London: In a novel initiative, the parish church of St Augustine of Canterbury, in Rodbourne, England has launched a prayer service that is widely accepted in the digital age. A dedicated dedicated number for churchgoers to send in their prayers, thus making up for their absence.
Called ‘text-a-prayer’, the initiative is the brainchild of St Augustine’s lay minister, Neil Fisher, who was trying to think of a way of catering for members of the congregation who could not attend services in person, whether because of busy schedules or infirmity, reported The Telegraph.
Mr. Fisher acknowledged the fact that people appreciate prayers being said for them and that everyone has a mobile phone these days. “It’s very simple. People can text the prayers they want people to pray for them and they will be read out during the mass. It’s a brilliant way to connect people with prayer in the modern age,” Mr Fisher told the daily.

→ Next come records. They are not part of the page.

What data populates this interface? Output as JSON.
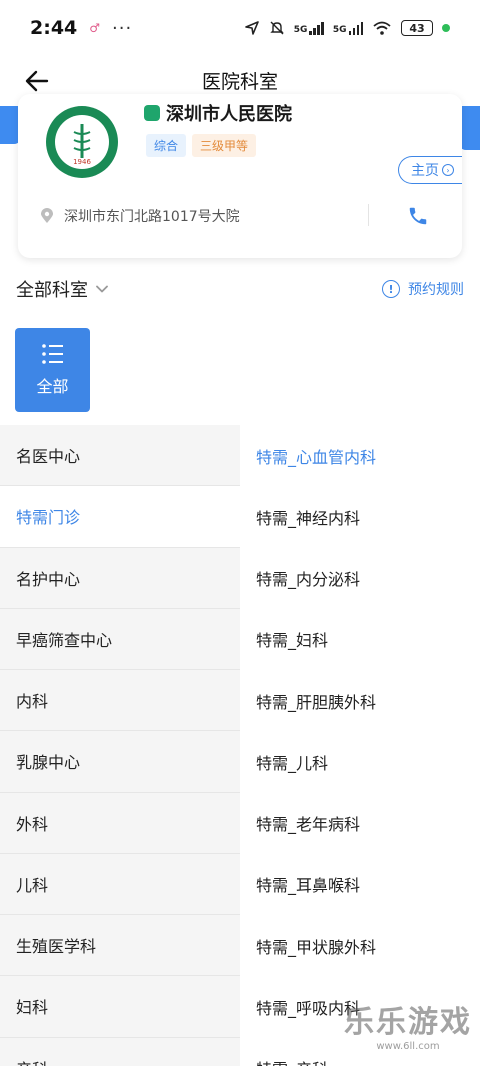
{
  "status_bar": {
    "time": "2:44",
    "notif": "♂",
    "dots": "···",
    "net1": "5G",
    "net2": "5G",
    "battery": "43"
  },
  "header": {
    "title": "医院科室"
  },
  "hospital": {
    "name": "深圳市人民医院",
    "tags": [
      "综合",
      "三级甲等"
    ],
    "home_label": "主页",
    "address": "深圳市东门北路1017号大院",
    "logo_year": "1946"
  },
  "filter": {
    "label": "全部科室",
    "rules_label": "预约规则"
  },
  "all_button": {
    "label": "全部"
  },
  "left_categories": [
    "名医中心",
    "特需门诊",
    "名护中心",
    "早癌筛查中心",
    "内科",
    "乳腺中心",
    "外科",
    "儿科",
    "生殖医学科",
    "妇科",
    "产科"
  ],
  "right_departments": [
    "特需_心血管内科",
    "特需_神经内科",
    "特需_内分泌科",
    "特需_妇科",
    "特需_肝胆胰外科",
    "特需_儿科",
    "特需_老年病科",
    "特需_耳鼻喉科",
    "特需_甲状腺外科",
    "特需_呼吸内科",
    "特需_产科"
  ],
  "watermark": {
    "brand": "乐乐游戏",
    "url": "www.6ll.com"
  },
  "colors": {
    "accent": "#3e86e6",
    "tag_orange": "#e38b3c",
    "logo_green": "#1a8a55"
  }
}
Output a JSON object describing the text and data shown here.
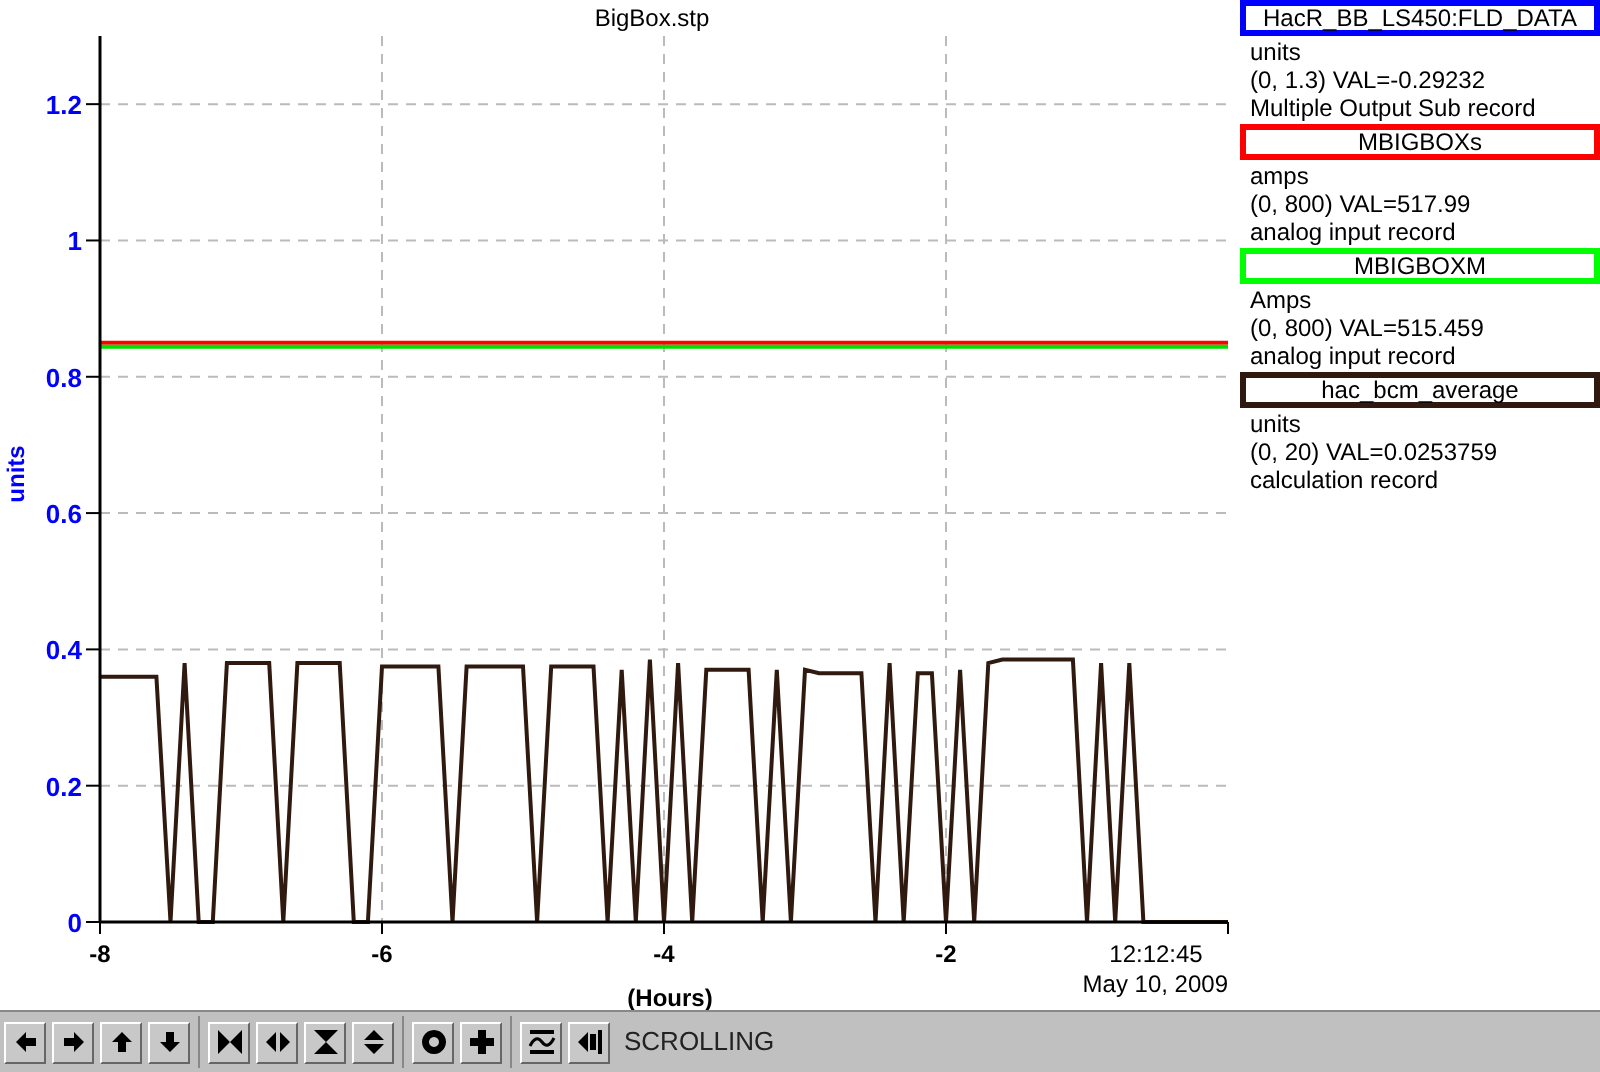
{
  "chart": {
    "title": "BigBox.stp",
    "time": "12:12:45",
    "date": "May 10, 2009",
    "chart_data": {
      "type": "line",
      "grid": true,
      "xlabel": "(Hours)",
      "ylabel": "units",
      "xlim": [
        -8,
        0
      ],
      "ylim": [
        0,
        1.3
      ],
      "xticks": [
        -8,
        -6,
        -4,
        -2
      ],
      "yticks": [
        0,
        0.2,
        0.4,
        0.6,
        0.8,
        1,
        1.2
      ],
      "x": [
        -8,
        -7.9,
        -7.8,
        -7.7,
        -7.6,
        -7.5,
        -7.4,
        -7.3,
        -7.2,
        -7.1,
        -7,
        -6.9,
        -6.8,
        -6.7,
        -6.6,
        -6.5,
        -6.4,
        -6.3,
        -6.2,
        -6.1,
        -6,
        -5.9,
        -5.8,
        -5.7,
        -5.6,
        -5.5,
        -5.4,
        -5.3,
        -5.2,
        -5.1,
        -5,
        -4.9,
        -4.8,
        -4.7,
        -4.6,
        -4.5,
        -4.4,
        -4.3,
        -4.2,
        -4.1,
        -4,
        -3.9,
        -3.8,
        -3.7,
        -3.6,
        -3.5,
        -3.4,
        -3.3,
        -3.2,
        -3.1,
        -3,
        -2.9,
        -2.8,
        -2.7,
        -2.6,
        -2.5,
        -2.4,
        -2.3,
        -2.2,
        -2.1,
        -2,
        -1.9,
        -1.8,
        -1.7,
        -1.6,
        -1.5,
        -1.4,
        -1.3,
        -1.2,
        -1.1,
        -1,
        -0.9,
        -0.8,
        -0.7,
        -0.6,
        -0.5,
        -0.4,
        -0.3,
        -0.2,
        -0.1,
        0
      ],
      "series": [
        {
          "color": "#ff0000",
          "values": [
            0.85,
            0.85,
            0.85,
            0.85,
            0.85,
            0.85,
            0.85,
            0.85,
            0.85,
            0.85,
            0.85,
            0.85,
            0.85,
            0.85,
            0.85,
            0.85,
            0.85,
            0.85,
            0.85,
            0.85,
            0.85,
            0.85,
            0.85,
            0.85,
            0.85,
            0.85,
            0.85,
            0.85,
            0.85,
            0.85,
            0.85,
            0.85,
            0.85,
            0.85,
            0.85,
            0.85,
            0.85,
            0.85,
            0.85,
            0.85,
            0.85,
            0.85,
            0.85,
            0.85,
            0.85,
            0.85,
            0.85,
            0.85,
            0.85,
            0.85,
            0.85,
            0.85,
            0.85,
            0.85,
            0.85,
            0.85,
            0.85,
            0.85,
            0.85,
            0.85,
            0.85,
            0.85,
            0.85,
            0.85,
            0.85,
            0.85,
            0.85,
            0.85,
            0.85,
            0.85,
            0.85,
            0.85,
            0.85,
            0.85,
            0.85,
            0.85,
            0.85,
            0.85,
            0.85,
            0.85,
            0.85
          ]
        },
        {
          "color": "#00e000",
          "values": [
            0.844,
            0.844,
            0.844,
            0.844,
            0.844,
            0.844,
            0.844,
            0.844,
            0.844,
            0.844,
            0.844,
            0.844,
            0.844,
            0.844,
            0.844,
            0.844,
            0.844,
            0.844,
            0.844,
            0.844,
            0.844,
            0.844,
            0.844,
            0.844,
            0.844,
            0.844,
            0.844,
            0.844,
            0.844,
            0.844,
            0.844,
            0.844,
            0.844,
            0.844,
            0.844,
            0.844,
            0.844,
            0.844,
            0.844,
            0.844,
            0.844,
            0.844,
            0.844,
            0.844,
            0.844,
            0.844,
            0.844,
            0.844,
            0.844,
            0.844,
            0.844,
            0.844,
            0.844,
            0.844,
            0.844,
            0.844,
            0.844,
            0.844,
            0.844,
            0.844,
            0.844,
            0.844,
            0.844,
            0.844,
            0.844,
            0.844,
            0.844,
            0.844,
            0.844,
            0.844,
            0.844,
            0.844,
            0.844,
            0.844,
            0.844,
            0.844,
            0.844,
            0.844,
            0.844,
            0.844,
            0.844
          ]
        },
        {
          "color": "#301a10",
          "values": [
            0.36,
            0.36,
            0.36,
            0.36,
            0.36,
            0,
            0.38,
            0,
            0,
            0.38,
            0.38,
            0.38,
            0.38,
            0,
            0.38,
            0.38,
            0.38,
            0.38,
            0,
            0,
            0.375,
            0.375,
            0.375,
            0.375,
            0.375,
            0,
            0.375,
            0.375,
            0.375,
            0.375,
            0.375,
            0,
            0.375,
            0.375,
            0.375,
            0.375,
            0,
            0.37,
            0,
            0.385,
            0,
            0.38,
            0,
            0.37,
            0.37,
            0.37,
            0.37,
            0,
            0.37,
            0,
            0.37,
            0.365,
            0.365,
            0.365,
            0.365,
            0,
            0.38,
            0,
            0.365,
            0.365,
            0,
            0.37,
            0,
            0.38,
            0.385,
            0.385,
            0.385,
            0.385,
            0.385,
            0.385,
            0,
            0.38,
            0,
            0.38,
            0,
            0,
            0,
            0,
            0,
            0,
            0
          ]
        }
      ]
    }
  },
  "legend": [
    {
      "name": "HacR_BB_LS450:FLD_DATA",
      "color": "#0000ff",
      "units": "units",
      "range_value": "(0, 1.3) VAL=-0.29232",
      "record_type": "Multiple Output Sub record"
    },
    {
      "name": "MBIGBOXs",
      "color": "#ff0000",
      "units": "amps",
      "range_value": "(0, 800) VAL=517.99",
      "record_type": "analog input record"
    },
    {
      "name": "MBIGBOXM",
      "color": "#00ff00",
      "units": "Amps",
      "range_value": "(0, 800) VAL=515.459",
      "record_type": "analog input record"
    },
    {
      "name": "hac_bcm_average",
      "color": "#301a10",
      "units": "units",
      "range_value": "(0, 20) VAL=0.0253759",
      "record_type": "calculation record"
    }
  ],
  "toolbar": {
    "buttons": [
      {
        "kind": "left"
      },
      {
        "kind": "right"
      },
      {
        "kind": "up"
      },
      {
        "kind": "down"
      },
      {
        "kind": "shrink-h"
      },
      {
        "kind": "expand-h"
      },
      {
        "kind": "shrink-v"
      },
      {
        "kind": "expand-v"
      },
      {
        "kind": "circle"
      },
      {
        "kind": "plus"
      },
      {
        "kind": "wave"
      },
      {
        "kind": "back"
      }
    ],
    "status": "SCROLLING"
  }
}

The church’s mobile number which is on its website for the members of the congregation, the texts once received are checked thoroughly before being read out in order to avoid any prank or malignant message. The text messages are then read out at the following mass as part of the prayers at the church’s weekly services.
“All requests are screened to ensure they are suitable for use during Sunday worship and anyone beyond Rodbourne is welcome to use the service,” said Mr Fisher.
Since the launch of the initiative earlier this week, St Augustine has received prayers for sick, loved ones and for peace in Syria, reported The Telegraph.
Reverend Harvey Gibbons appreciating the initiative said that it is an easy way for those who can’t make it to the church, to contact the church directly and still be part of the services.
“They are similar in subject matter to the sort of prayers we get at a normal Sunday service. But it’s a very innovative way of praying. I think it is something other churches will start to think about as it’s another avenue that ought to be explored,” Rev Gibbons told the daily.
This initiative by the St Augustine church is seen as a move to continue the Digital Evangelism by the Church of England. Reportedly, many churches around Britain stream their services online allowing many parishioners to be present in spirit if not in body.